Improved Road-Network-Flow Control Strategy Based on Macroscopic Fundamental Diagrams and Queuing Length in Connected-Vehicle Network

1Institute of Rail Traffic, Guangdong Communication Polytechnic, Guangzhou, China
2School of Civil Engineering and Transportation, South China University of Technology, Guangzhou, China

Correspondence should be addressed to Xiaohui Lin; moc.361@1891hxnil

Received 17 July 2017; Revised 7 October 2017; Accepted 16 October 2017; Published 12 November 2017

Academic Editor: Francesco Soldovieri

Copyright © 2017 Xiaohui Lin et al. This is an open access article distributed under the Creative Commons Attribution License, which permits unrestricted use, distribution, and reproduction in any medium, provided the original work is properly cited.

Abstract

Connected-vehicles network provides opportunities and conditions for improving traffic signal control, and macroscopic fundamental diagrams (MFD) can control the road network at the macrolevel effectively. This paper integrated proposed real-time access to the number of mobile vehicles and the maximum road queuing length in the Connected-vehicles network.

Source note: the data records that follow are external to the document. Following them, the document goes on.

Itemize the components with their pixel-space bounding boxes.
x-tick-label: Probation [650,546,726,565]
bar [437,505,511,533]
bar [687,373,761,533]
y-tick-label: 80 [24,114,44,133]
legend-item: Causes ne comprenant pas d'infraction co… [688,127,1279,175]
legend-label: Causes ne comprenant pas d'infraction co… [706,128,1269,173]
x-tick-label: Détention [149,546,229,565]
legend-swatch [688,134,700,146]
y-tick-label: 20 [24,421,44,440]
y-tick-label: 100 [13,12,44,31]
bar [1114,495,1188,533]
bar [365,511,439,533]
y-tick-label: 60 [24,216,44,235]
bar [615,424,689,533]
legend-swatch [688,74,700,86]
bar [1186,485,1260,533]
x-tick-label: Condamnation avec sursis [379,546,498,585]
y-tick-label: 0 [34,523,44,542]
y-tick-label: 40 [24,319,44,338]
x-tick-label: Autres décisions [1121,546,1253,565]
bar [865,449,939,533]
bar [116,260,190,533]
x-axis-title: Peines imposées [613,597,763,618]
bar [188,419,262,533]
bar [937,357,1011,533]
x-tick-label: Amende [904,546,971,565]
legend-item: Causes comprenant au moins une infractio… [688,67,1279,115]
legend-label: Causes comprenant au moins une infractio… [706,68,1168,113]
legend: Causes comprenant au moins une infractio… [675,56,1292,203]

Moreover, when implementing a simple control strategy to limit the boundary flow of a road network based on MFD, we determined whether the maximum queuing length of each boundary section exceeds the road-safety queuing length in real-time calculations and timely adjusted the road-network influx rate to avoid the overflow phenomenon in the boundary section. We established a road-network microtraffic simulation model in VISSIM software taking a district as the experimental area, determined MFD of the region based on the number of mobile vehicles, and weighted traffic volume of the road network. When the road network was tending to saturate, we implemented a simple control strategy and our algorithm limits the boundary flow. Finally, we compared the traffic signal control indicators with three strategies: no control strategy, boundary control, and boundary control with limiting queue strategy. The results show that our proposed algorithm is better than the other two.